The structures and proteolytic specificities of autolysed human thrombin.

Three Arg/Lys-Xaa bonds in the B-chain of human alpha-thrombin were found to be the major autolytic sites. Under the conditions of 1 mg of alpha-thrombin/ml in 50 mM-ammonium bicarbonate solution at 25 degrees C, the 50% cleavage times of Lys-Gly (residues 154-155), Arg-Tyr (residues 70-71) and Arg-Asn (residues 73-74) were 32 h, 72 h and 96 h respectively. Fragments generated from these three major autolytic sites were purified and analysed.

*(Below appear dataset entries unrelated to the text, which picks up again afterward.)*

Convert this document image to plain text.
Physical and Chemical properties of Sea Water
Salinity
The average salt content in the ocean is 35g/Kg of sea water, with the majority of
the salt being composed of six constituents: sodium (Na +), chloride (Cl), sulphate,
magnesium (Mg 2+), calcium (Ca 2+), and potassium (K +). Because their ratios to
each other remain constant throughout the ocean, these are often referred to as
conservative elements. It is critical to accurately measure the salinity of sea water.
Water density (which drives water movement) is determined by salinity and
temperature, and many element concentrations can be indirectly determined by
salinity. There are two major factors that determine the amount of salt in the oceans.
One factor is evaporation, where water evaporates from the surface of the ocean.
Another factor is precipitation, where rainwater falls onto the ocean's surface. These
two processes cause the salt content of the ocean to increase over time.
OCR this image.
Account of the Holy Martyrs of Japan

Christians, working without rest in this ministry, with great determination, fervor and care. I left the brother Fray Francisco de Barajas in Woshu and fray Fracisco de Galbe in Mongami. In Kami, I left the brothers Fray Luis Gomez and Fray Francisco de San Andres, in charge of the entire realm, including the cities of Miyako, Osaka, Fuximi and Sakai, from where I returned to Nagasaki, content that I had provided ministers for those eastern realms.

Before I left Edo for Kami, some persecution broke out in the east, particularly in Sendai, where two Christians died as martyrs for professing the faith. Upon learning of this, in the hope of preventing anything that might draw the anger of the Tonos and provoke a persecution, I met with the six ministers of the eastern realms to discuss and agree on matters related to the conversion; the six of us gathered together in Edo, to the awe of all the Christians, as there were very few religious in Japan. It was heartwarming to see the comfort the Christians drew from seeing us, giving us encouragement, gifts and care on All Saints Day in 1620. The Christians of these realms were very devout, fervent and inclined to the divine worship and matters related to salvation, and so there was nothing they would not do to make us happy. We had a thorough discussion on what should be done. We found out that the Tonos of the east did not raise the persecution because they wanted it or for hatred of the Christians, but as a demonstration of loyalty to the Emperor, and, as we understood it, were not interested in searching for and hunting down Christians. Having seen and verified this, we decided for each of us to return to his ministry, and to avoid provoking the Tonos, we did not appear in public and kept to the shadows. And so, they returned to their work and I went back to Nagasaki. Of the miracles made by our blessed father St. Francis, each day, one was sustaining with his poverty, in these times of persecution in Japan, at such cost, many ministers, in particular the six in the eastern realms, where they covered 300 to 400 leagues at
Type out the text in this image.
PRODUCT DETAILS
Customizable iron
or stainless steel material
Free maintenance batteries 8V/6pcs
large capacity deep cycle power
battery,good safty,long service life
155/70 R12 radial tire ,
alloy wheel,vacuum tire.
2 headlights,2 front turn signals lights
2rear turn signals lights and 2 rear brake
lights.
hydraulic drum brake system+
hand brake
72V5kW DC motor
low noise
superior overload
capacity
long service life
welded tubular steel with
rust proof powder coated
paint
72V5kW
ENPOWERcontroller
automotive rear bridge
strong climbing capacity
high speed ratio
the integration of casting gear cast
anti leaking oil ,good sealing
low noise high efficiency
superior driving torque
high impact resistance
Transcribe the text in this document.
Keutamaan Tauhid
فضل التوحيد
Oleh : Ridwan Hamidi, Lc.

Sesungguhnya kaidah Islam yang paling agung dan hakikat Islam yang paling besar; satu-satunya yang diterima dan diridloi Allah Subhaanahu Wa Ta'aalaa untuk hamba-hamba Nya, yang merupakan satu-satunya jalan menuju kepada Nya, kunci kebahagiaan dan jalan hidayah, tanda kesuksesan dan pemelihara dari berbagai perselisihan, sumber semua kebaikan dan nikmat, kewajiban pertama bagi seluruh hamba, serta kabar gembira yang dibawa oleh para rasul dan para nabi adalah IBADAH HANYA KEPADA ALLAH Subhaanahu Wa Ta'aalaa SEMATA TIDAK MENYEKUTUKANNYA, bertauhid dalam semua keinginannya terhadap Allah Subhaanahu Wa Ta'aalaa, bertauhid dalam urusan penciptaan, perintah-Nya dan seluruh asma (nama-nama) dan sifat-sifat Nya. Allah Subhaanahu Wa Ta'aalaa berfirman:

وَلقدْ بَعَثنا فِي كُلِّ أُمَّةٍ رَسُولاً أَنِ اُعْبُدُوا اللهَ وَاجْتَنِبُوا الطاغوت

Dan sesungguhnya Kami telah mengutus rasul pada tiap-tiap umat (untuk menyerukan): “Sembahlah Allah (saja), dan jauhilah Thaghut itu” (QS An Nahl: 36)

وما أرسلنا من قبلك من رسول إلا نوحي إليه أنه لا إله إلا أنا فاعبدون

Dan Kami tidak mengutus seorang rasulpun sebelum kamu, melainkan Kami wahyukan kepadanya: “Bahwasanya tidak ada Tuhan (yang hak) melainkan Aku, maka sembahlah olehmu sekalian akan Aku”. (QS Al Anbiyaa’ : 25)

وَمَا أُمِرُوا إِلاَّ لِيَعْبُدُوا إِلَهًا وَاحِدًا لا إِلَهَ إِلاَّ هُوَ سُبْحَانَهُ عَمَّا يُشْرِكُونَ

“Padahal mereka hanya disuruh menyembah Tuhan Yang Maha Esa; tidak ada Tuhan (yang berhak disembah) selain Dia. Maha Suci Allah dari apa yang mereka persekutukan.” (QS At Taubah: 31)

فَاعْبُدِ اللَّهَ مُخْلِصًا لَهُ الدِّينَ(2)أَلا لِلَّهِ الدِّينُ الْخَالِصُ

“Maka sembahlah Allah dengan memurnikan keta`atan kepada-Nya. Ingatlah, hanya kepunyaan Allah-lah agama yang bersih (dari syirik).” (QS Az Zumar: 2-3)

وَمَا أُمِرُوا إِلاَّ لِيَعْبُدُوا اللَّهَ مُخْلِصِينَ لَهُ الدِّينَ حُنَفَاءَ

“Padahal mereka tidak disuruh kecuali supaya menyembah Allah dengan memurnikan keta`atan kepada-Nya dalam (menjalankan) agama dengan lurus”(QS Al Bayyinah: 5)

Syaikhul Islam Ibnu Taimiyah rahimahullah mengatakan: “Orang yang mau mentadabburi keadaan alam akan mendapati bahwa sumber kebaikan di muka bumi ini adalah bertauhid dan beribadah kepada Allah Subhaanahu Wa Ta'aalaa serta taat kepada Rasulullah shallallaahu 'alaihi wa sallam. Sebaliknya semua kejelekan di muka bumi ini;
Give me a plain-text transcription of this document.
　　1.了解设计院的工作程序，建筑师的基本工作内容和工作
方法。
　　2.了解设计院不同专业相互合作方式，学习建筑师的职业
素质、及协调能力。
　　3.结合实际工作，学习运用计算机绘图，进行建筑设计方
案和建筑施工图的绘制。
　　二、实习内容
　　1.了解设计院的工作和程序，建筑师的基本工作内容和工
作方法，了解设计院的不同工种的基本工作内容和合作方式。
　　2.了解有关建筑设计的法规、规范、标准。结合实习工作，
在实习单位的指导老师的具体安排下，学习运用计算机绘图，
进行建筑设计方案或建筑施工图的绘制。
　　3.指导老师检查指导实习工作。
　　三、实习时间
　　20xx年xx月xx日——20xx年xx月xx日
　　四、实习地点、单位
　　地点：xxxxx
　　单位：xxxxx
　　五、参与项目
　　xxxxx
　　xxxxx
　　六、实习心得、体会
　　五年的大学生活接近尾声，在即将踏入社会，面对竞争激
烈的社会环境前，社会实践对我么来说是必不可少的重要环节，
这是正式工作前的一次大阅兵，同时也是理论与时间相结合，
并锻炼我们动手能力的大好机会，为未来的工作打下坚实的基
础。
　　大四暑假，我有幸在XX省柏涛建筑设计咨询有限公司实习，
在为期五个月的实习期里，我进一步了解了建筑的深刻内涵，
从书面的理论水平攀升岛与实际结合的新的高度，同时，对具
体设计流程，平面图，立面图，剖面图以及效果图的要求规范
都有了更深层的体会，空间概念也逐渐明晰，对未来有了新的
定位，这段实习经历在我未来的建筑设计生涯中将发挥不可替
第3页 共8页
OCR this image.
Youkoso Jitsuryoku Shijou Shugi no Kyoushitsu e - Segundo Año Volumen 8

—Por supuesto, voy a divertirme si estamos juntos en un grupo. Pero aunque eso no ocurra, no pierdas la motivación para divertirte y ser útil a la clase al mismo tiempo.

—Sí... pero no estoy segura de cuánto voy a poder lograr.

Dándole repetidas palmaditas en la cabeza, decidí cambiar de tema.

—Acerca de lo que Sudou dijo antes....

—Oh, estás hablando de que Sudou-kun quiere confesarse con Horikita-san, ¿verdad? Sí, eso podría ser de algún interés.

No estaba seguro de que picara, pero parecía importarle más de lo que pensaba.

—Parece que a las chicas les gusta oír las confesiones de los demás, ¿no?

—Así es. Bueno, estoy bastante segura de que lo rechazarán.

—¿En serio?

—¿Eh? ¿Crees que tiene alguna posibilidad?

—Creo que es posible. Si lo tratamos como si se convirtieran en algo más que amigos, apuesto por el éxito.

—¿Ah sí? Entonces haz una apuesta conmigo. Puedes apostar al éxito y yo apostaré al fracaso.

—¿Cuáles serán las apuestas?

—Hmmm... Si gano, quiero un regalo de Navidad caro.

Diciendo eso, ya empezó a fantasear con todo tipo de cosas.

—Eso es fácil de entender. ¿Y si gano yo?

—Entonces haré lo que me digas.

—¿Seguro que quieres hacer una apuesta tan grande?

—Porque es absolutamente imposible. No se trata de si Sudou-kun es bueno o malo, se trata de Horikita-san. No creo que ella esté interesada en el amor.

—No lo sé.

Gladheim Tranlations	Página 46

In addition, minor and random autolytic cleavages occurred simultaneously that eventually led to the complete breakdown of the enzyme. These results reveal several novel aspects about the process of autolysis and the structure of autolysed human thrombin. It identifies a major autolytic site at Arg-Tyr (residues 70-71) that has not been previously reported. It demonstrates that beta-thrombin is not an obligatory intermediate during the process of conversion of alpha-thrombin into gamma-thrombin. There exists a new form of autolysed thrombin, designated as beta'-thrombin (with cleavage at Lys-Gly only), which also serves as the intermediate in the conversion of alpha-thrombin into gamma-thrombin. It shows that autolysis of human alpha-thrombin does not proceed in an absolutely clear-cut manner. Numerous minor cleavages, which amount to approx. 20% of the three major autolytic sites, occur simultaneously. It is the first time that several autolytic sites of human alpha-thrombin have been quantitatively analysed, and that it has been shown that formation of beta-, beta'- and gamma-thrombins can be quantitatively followed by the h.p.l.c. method. Furthermore, the data demonstrate that alpha-thrombin and the autolysed thrombin (mixture of beta-, beta'- and gamma-thrombins) have comparable proteolytic activity and specificity towards various sizes of non-fibrinogen polypeptide substrates with relative molecular masses ranging from 3000 to 25,000.